What the Room Looks Like
As reported by The Denver Post, Pigeon sits at 1431 N. Ogden St. and is intentionally screen-free, with a rotating collection of records spinning on turntables instead of a TV on every wall. Tables light up to reveal built-in chess boards, turning bar seats into de facto game tables.
The Denver Post also notes that owner Andy Rauworth and partners Eric and Alison Corrigan handled many of the interior details themselves, including a handmade concrete backsplash.

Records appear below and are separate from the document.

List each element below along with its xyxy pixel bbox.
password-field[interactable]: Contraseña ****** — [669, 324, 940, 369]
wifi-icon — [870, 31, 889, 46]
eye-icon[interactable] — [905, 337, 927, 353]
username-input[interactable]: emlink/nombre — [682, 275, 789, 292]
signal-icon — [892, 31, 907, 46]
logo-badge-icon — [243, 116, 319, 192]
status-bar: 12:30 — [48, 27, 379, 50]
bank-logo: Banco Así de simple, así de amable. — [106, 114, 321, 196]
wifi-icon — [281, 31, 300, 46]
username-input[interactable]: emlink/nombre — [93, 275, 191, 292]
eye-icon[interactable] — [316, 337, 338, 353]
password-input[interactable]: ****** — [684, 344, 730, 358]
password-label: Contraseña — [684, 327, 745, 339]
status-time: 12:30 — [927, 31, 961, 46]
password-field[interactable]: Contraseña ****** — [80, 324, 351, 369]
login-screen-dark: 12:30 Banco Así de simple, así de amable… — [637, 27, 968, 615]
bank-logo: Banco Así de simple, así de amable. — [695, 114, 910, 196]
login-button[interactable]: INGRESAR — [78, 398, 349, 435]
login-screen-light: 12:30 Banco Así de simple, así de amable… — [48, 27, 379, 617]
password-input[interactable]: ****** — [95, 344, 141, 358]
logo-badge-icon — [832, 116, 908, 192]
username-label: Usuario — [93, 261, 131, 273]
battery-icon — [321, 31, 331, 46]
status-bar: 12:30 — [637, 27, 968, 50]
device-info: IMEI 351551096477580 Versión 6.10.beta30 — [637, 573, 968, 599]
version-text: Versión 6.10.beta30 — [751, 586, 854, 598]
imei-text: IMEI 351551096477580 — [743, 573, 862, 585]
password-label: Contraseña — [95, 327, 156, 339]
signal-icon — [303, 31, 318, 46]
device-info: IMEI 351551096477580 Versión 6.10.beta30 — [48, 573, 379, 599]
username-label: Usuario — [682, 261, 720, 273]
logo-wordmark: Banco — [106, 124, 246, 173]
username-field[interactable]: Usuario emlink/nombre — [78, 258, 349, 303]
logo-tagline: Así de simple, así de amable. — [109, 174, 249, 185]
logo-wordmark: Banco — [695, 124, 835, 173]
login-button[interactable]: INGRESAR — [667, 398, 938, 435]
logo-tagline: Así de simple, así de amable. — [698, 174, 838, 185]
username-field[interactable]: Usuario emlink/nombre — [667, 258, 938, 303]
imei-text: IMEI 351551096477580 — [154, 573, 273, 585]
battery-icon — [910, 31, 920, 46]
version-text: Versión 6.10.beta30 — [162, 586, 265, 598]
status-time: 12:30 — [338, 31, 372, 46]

The bar keeps relatively chill hours for the neighborhood: 4 p.m. to midnight on Sunday, Monday, Wednesday, and Thursday, 4 p.m. to 1 a.m. on Friday and Saturday, and closed on Tuesday.
Where It’s Licensed
Records show Pigeon LLC is listed as the tavern licensee at 1431 North Ogden Street #100 in Denver. According to Colorado.gov, the liquor license entry confirms the business is set up for on-premises service at that storefront address. That official listing lines up with the new venue’s physical presence on North Ogden in Capitol Hill.
Food, Sodas and Small Plates
Inside Pigeon, a counter called Toad, operated by chef Elliott Delka, runs a tight menu built around Colorado ingredients. Dishes are reported to include gyoza and a tofu katsu, a small lineup that keeps the focus on quality rather than a novel-sized menu. The bar leans into nonalcoholic craft options too, so the teetotalers are not stuck with plain soda water.
The venue’s old-fashioned sodas are mixed by hand from house-made syrups, a technique assistant manager Travis Rice says he first picked up working at a soda fountain in Broken Bow, Neb. Those food and beverage details were laid out in The Denver Post.
Part of a Vinyl Boom
Pigeon is not spinning records in a vacuum. It arrives in the middle of a small wave of record-forward spots across Denver. Westword has pointed to newcomers such as Peach Crease Club and Malinche Audiobar as part of that trend, with bars leaning into curated soundtracks and nostalgia as a selling point.
Owner Rauworth’s DIY, hands-on style and local arts ties fit neatly into that scene. His name appears among longtime collaborators on community pages like Lane Meyer Projects. For now, Pigeon is staking out its lane as a low-volume, screen-free spot where the main draws are listening, chess, seasonal sodas, cocktails, and a short list of small plates.